Afinal, o que foi o ciclo Lula? Foi, sobretudo, a era de intensa dinâmica social, que propiciou a inserção de apreciável contingente ao mercado de consumo. A pirâmide das classes teve seu meio alargado com afunilamento da base, ou seja, tornou-se menos triangular e mais retangular. Esse constitui o maior feito do governo comandado pelo ex-metalúrgico. Além de 30 milhões de brasileiros que ascenderam à classe média (baixa), outro núcleo se movimentou da margem extrema da base para um degrau acima, ou, nos termos da estratificação social, subiram da classe E para a D. Abre-se, aqui, um parêntesis. A ascensão social foi, é e sempre será meta prioritária das esquerdas. Por consequência, o PT procurou validar o seu passaporte esquerdista - até para estabelecer um diferencial sobre outros partidos - a partir da política de inserção social da era Lula. Mas é arrematado exagero dizer que uma guinada esquerdizante passou por aqui.
Sob essa leitura se esvanece a tese de que o grid de largada do Brasil na pista internacional é coisa exclusiva do governo Lula. Na verdade, a montagem da corrida se deu lá atrás, quando o ciclo Itamar/FHC abria os tempos estáveis do Plano Real. Por isso, parcela ponderável da expressão cívico/ufanista do período que se encerra faz parte do enredo de autoglorificação. O verbo solto que se emprega para exalar os feitos contemporâneos chega a lembrar o ciclo militar, quando a harmonia social, flagrada nas imagens de crianças brincando em jardins, se fundia com o verde-amarelo da bandeira, enquanto um hino cívico enaltecia o Brasil Potência. Nem por isso se pode diminuir a inequívoca virtú do presidente Lula, exercida nos palanques populares e nos salões nobres e irradiando influência. Exemplo é a imagem externa do Brasil. Ficou mais forte, apesar de rompantes da diplomacia, ao cortejar países de inequívoca tradição repressiva, como o Irã. Não se imagina evento de magnitude no plano internacional sem a voz do Brasil.
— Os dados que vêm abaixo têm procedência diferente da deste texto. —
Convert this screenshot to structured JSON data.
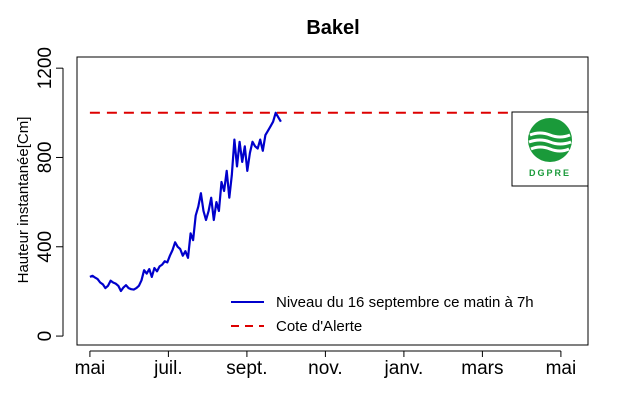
{
  "chart_data": {
    "type": "line",
    "title": "Bakel",
    "ylabel": "Hauteur instantanée[Cm]",
    "xlabel": "",
    "ylim": [
      -40,
      1250
    ],
    "yticks": [
      0,
      400,
      800,
      1200
    ],
    "x_ticks": [
      "mai",
      "juil.",
      "sept.",
      "nov.",
      "janv.",
      "mars",
      "mai"
    ],
    "xlim_days": [
      -10,
      386
    ],
    "grid": false,
    "legend_position": "bottom-right",
    "series": [
      {
        "name": "Niveau du 16 septembre ce matin à 7h",
        "color": "#0000cc",
        "style": "solid",
        "x_days": [
          0,
          2,
          4,
          6,
          8,
          10,
          12,
          14,
          16,
          18,
          20,
          22,
          24,
          26,
          28,
          30,
          32,
          34,
          36,
          38,
          40,
          42,
          44,
          46,
          48,
          50,
          52,
          54,
          56,
          58,
          60,
          62,
          64,
          66,
          68,
          70,
          72,
          74,
          76,
          78,
          80,
          82,
          84,
          86,
          88,
          90,
          92,
          94,
          96,
          98,
          100,
          102,
          104,
          106,
          108,
          110,
          112,
          114,
          116,
          118,
          120,
          122,
          124,
          126,
          128,
          130,
          132,
          134,
          136,
          138,
          140,
          142,
          144,
          146,
          148
        ],
        "values": [
          265,
          270,
          262,
          255,
          240,
          232,
          215,
          225,
          248,
          240,
          235,
          225,
          202,
          218,
          228,
          215,
          210,
          208,
          215,
          225,
          250,
          295,
          280,
          300,
          265,
          305,
          290,
          312,
          320,
          335,
          330,
          360,
          385,
          420,
          400,
          390,
          360,
          380,
          350,
          460,
          430,
          540,
          580,
          640,
          560,
          520,
          560,
          620,
          520,
          600,
          560,
          690,
          650,
          740,
          620,
          720,
          880,
          760,
          870,
          780,
          850,
          740,
          820,
          870,
          850,
          840,
          880,
          830,
          900,
          920,
          940,
          960,
          1000,
          980,
          960
        ]
      },
      {
        "name": "Cote d'Alerte",
        "color": "#dd0000",
        "style": "dashed",
        "x_days": [
          0,
          373
        ],
        "values": [
          1000,
          1000
        ]
      }
    ]
  },
  "logo": {
    "text": "DGPRE",
    "color": "#1a9a3a"
  }
}
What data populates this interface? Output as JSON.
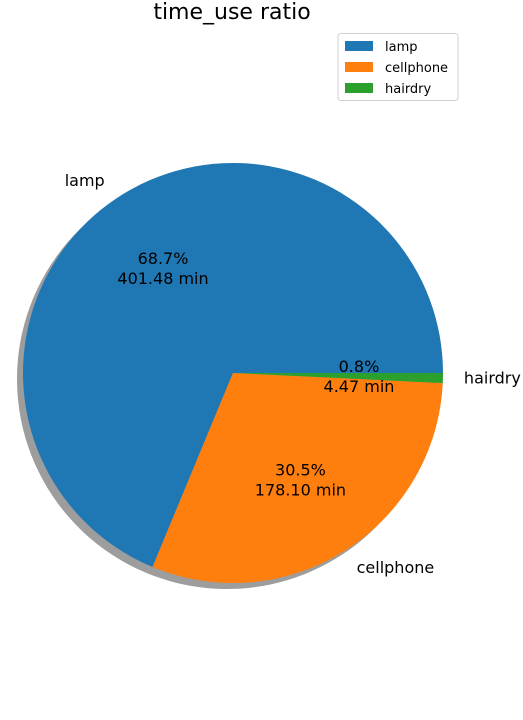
{
  "chart_data": {
    "type": "pie",
    "title": "time_use ratio",
    "unit": "min",
    "slices": [
      {
        "label": "lamp",
        "value": 401.48,
        "percent": "68.7%",
        "value_label": "401.48 min",
        "color": "#1f77b4"
      },
      {
        "label": "cellphone",
        "value": 178.1,
        "percent": "30.5%",
        "value_label": "178.10 min",
        "color": "#ff7f0e"
      },
      {
        "label": "hairdry",
        "value": 4.47,
        "percent": "0.8%",
        "value_label": "4.47 min",
        "color": "#2ca02c"
      }
    ],
    "start_angle_deg": 0,
    "direction": "counterclockwise",
    "shadow": true,
    "legend": {
      "placement": "top-right",
      "entries": [
        "lamp",
        "cellphone",
        "hairdry"
      ]
    }
  }
}
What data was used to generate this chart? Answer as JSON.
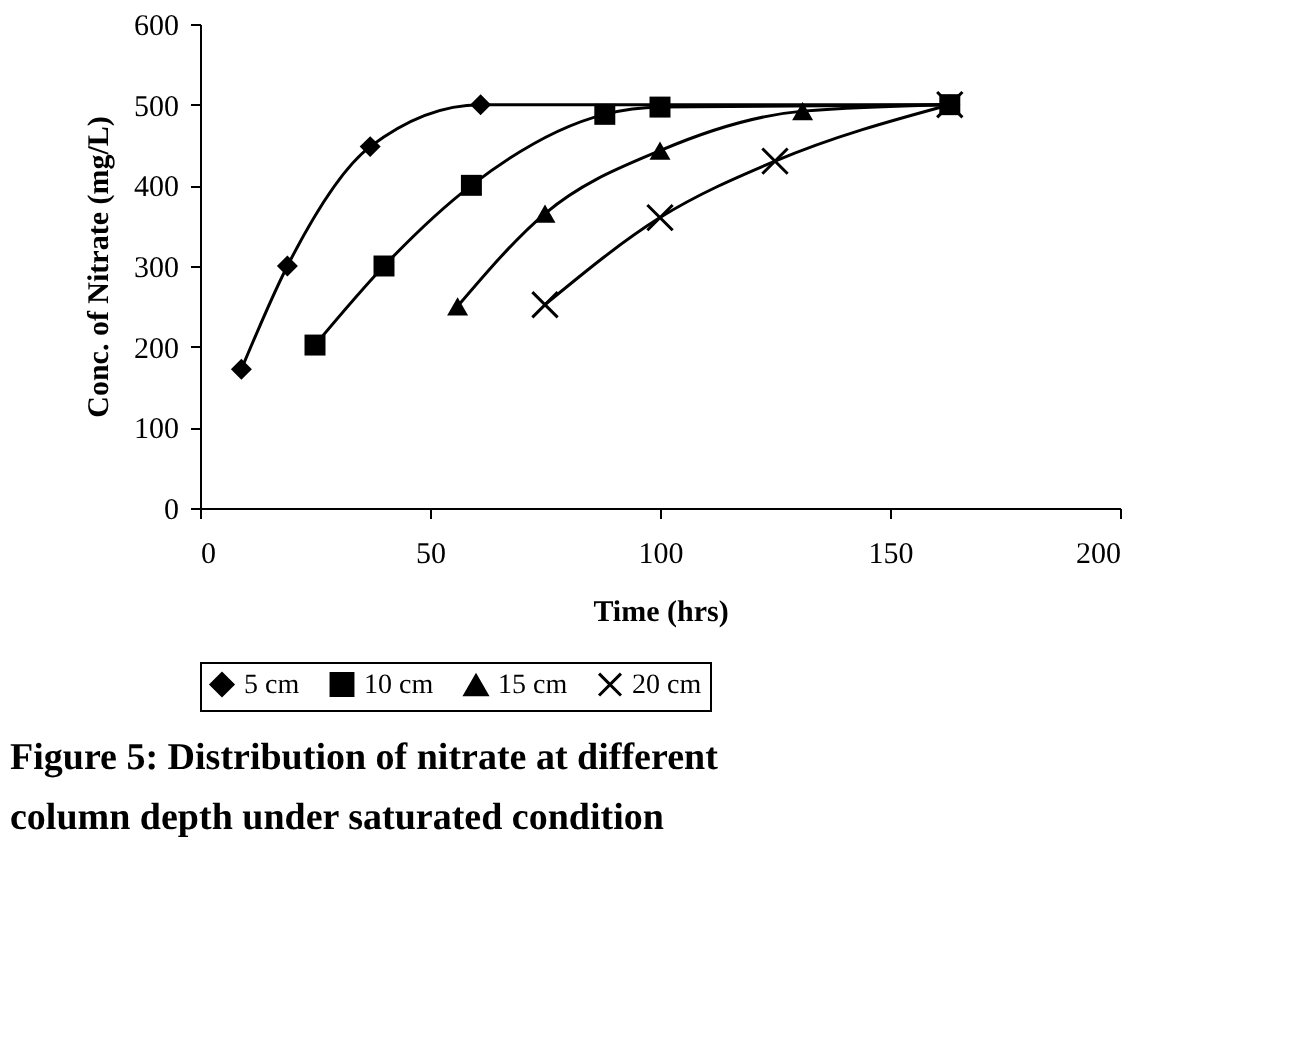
{
  "chart_data": {
    "type": "line",
    "xlabel": "Time (hrs)",
    "ylabel": "Conc. of Nitrate (mg/L)",
    "xlim": [
      0,
      200
    ],
    "xticks": [
      0,
      50,
      100,
      150,
      200
    ],
    "ylim": [
      0,
      600
    ],
    "yticks": [
      0,
      100,
      200,
      300,
      400,
      500,
      600
    ],
    "grid": false,
    "legend": "bottom",
    "series": [
      {
        "name": "5 cm",
        "color": "#000000",
        "marker": "diamond",
        "x": [
          9,
          19,
          37,
          61,
          163
        ],
        "values": [
          172,
          300,
          448,
          500,
          500
        ]
      },
      {
        "name": "10 cm",
        "color": "#000000",
        "marker": "square",
        "x": [
          25,
          40,
          59,
          88,
          100,
          163
        ],
        "values": [
          202,
          300,
          400,
          488,
          497,
          500
        ]
      },
      {
        "name": "15 cm",
        "color": "#000000",
        "marker": "triangle",
        "x": [
          56,
          75,
          100,
          131,
          163
        ],
        "values": [
          250,
          365,
          443,
          492,
          500
        ]
      },
      {
        "name": "20 cm",
        "color": "#000000",
        "marker": "cross",
        "x": [
          75,
          100,
          125,
          163
        ],
        "values": [
          252,
          360,
          430,
          500
        ]
      }
    ],
    "annotations": [
      "Figure 5: Distribution of nitrate at different column depth under saturated condition"
    ]
  }
}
Os êxitos do lulismo, como se aduz, se devem sobretudo ao gerenciamento da economia. Ali se desenvolveu uma política conservadora. Controle de câmbio e juros elevados. A habilidade do dirigente em aproximar os frutos econômicos do estômago das massas - entendendo-se que as camadas atendidas incluíram fortes estratos das classes médias - ganhou realce nos palanques da redundância, que deram ampliação aos fatos e versões. Já na seara política, a situação não avançou. Pode-se até concluir que Luiz Inácio usou com mais astúcia do que seus antecessores os meios de cooptação para formar sólida base de apoio ao governo. Passou perto dele o trem do mensalão, mesmo que defenda ter sido o fenômeno uma invenção da mídia. Ora, a Justiça provou que o processo ocorreu. A mesma sensação de que a coisa não andou ocorre nos campos da saúde, segurança, Previdência, tributos e trabalho. Viu-se, em compensação, um Judiciário mais solto e aberto, descendo de um altar inacessível para ficar mais próximo da sociedade. E tomou às mãos pautas da mais alta relevância. Cassou mandatos. E contou com o esforço de um batalhão de defensores da sociedade, arregimentados no Ministério Público. A corrupção não acabou, porém ficou mais exposta a controles.
Por último, a dúvida: com a descida da rampa, o ciclo Lula se encerra? Sem dúvida. A explicação para a resposta leva em consideração o fato de que os ciclos governamentais não se repetem, mesmo que antigos dirigentes sejam reconduzidos ao posto de comando. Relembramos a velha lição do filósofo: “Um rio nunca corre duas vezes pelo mesmo lugar.” Lula, como ele próprio já piscou, pode até voltar em 2014. Mas o ambiente deverá ser diferente. Outros movimentos aparecerão no cenário. A dinâmica social continuará em evolução, enquanto núcleos organizados energizarão a sociedade. É possível prever a migração do voto do bolso para o voto da cabeça. Bom sinal. O rio correrá por outros lugares.